In "Rozkvitnuta planka" (Rose in Bloom), Mal'tsovs'ka uses allegory to make subtle points about the Rusyn people in the past and their prospects for the future. In this coming-of-age story, a thematic allegory that crosses many emerging literatures, Mal'tsovs'ka moves between the worlds of the historical and the imaginary in the style that has become known as "magical realism." She taps into myths, legends, fairy tales, and superstitions, presenting them as positive inner resources of the folk, resources that allowed them to exert some control over their uncertain history and thereby survive into the modern age. In a dialogue with the Rusyn past, she reassesses modern values in a counterpoint with tradition, valorizing what had been dismissed as "backward" and asserting its relevance for contemporary society.
In the title story, "Manna i oskomyna" (Heavenly Sweetness and Bitterness), Mal'tsovs'ka combines national and feminist concerns in a tale about exploitation and liberation that has obvious allegorical overtones. The heroine, Nastia, demonstrates a confluence of old-world values and modern-age self-sufficiency. In this story as in the others, Mal'tsovs'ka focuses on moments and processes that reveal cultural differences across space and time. She places her characters and her readers in the in-between spaces where they must elaborate strategies of selfhood that mediate between tradition and modernity. Her characters, like the Rusyn people, must negotiate their own path toward equality and a sense of wholeness.
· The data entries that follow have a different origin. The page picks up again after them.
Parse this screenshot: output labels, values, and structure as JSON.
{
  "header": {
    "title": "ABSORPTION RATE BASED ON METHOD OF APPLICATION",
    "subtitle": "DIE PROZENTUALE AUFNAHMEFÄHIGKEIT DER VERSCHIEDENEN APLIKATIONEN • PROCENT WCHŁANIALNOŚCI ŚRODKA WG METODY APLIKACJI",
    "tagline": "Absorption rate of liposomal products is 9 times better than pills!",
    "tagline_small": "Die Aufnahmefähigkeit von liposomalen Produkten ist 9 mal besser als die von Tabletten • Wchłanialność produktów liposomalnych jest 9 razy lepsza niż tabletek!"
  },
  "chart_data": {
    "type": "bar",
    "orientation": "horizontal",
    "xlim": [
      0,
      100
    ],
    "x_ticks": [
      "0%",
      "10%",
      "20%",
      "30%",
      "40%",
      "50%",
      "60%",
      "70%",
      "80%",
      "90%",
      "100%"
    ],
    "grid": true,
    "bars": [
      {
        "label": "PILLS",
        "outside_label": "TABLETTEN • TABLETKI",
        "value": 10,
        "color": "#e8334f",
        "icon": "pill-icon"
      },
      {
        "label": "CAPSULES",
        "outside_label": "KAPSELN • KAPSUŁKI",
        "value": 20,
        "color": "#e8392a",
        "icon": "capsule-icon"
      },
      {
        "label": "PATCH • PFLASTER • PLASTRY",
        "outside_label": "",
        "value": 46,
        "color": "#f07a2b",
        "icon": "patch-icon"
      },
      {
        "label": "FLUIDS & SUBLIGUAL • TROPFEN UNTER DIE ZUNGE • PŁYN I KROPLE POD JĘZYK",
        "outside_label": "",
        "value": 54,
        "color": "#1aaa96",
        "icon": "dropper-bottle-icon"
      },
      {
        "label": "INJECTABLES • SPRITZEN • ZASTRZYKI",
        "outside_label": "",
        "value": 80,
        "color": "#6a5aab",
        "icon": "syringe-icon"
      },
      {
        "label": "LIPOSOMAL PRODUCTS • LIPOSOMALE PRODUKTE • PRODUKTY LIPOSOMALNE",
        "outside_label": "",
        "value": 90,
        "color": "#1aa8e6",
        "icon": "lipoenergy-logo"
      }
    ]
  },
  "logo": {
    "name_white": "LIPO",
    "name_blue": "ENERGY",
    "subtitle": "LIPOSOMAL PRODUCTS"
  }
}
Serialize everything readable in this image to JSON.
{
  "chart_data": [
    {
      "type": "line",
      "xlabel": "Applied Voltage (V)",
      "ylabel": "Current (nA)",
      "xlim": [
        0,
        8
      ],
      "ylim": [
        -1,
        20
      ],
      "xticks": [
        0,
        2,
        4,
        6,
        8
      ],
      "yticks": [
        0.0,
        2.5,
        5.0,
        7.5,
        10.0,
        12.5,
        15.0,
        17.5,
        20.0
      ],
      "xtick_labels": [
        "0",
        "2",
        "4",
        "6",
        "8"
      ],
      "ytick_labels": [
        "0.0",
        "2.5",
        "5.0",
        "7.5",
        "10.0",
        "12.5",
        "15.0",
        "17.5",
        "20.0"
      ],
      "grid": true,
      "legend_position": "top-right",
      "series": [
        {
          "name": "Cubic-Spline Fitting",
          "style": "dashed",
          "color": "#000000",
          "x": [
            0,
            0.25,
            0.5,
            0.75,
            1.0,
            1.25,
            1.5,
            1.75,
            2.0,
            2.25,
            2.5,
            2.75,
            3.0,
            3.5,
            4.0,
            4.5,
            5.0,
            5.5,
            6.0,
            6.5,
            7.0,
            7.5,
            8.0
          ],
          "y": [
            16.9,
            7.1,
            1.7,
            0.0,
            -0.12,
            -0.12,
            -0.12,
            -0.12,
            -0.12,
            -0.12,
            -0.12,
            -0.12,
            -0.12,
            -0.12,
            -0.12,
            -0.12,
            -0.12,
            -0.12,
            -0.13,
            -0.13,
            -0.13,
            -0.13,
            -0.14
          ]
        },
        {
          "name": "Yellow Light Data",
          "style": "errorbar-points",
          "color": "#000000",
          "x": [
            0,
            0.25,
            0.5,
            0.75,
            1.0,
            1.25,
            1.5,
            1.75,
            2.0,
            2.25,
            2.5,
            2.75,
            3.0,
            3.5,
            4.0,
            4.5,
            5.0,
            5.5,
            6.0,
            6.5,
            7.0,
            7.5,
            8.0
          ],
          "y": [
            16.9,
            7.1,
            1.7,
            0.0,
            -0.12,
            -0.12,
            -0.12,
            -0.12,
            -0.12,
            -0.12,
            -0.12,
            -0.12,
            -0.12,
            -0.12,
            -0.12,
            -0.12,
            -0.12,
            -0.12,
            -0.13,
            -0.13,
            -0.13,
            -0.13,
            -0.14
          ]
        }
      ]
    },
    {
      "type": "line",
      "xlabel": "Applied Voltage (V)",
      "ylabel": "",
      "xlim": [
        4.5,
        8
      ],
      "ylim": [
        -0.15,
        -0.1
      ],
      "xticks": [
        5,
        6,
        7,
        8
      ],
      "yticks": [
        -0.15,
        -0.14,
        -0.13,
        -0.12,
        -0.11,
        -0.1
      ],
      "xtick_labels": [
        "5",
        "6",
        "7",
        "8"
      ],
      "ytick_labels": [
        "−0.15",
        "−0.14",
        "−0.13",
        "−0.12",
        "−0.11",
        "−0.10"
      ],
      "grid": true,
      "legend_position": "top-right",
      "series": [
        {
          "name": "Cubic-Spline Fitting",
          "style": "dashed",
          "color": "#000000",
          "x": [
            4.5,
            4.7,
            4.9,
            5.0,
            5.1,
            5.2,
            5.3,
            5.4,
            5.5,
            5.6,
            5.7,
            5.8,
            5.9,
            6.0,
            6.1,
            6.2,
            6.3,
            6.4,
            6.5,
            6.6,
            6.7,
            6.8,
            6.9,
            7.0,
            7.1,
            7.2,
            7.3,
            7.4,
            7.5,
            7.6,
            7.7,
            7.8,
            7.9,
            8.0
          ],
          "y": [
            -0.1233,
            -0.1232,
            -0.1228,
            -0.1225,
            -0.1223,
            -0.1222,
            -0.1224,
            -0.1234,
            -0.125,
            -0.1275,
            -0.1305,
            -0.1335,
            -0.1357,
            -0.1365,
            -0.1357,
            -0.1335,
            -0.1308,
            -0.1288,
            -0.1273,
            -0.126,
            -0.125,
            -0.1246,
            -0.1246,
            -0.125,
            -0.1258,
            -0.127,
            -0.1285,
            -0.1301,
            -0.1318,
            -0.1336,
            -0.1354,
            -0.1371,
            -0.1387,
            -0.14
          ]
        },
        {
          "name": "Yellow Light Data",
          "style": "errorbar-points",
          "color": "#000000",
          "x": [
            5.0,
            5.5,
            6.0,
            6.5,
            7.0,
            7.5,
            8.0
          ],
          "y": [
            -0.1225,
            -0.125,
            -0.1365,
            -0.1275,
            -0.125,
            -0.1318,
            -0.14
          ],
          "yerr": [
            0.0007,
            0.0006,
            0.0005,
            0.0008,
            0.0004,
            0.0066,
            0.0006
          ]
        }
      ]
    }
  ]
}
Mal'tsovs'ka's second Rusyn-language collection, Pid Rusyn'skym nebom (1998), traces modern Rusyn history through the life of Mariia Piptova, the real-life heroine of this documentary that crosses the genres of fiction and biography. Using indirect speech and internal monologue in the heroine's native dialect, Mal'tsovs'ka explores feminine psychology in the broader, national context. The result is a detailed analysis of the Rusyn social environment of the second half of the twentieth century and an elaboration of modern Rusyn historical memory.
Mal'tsovs'ka has also written stories for children (Prypovidkova luchka, 1995).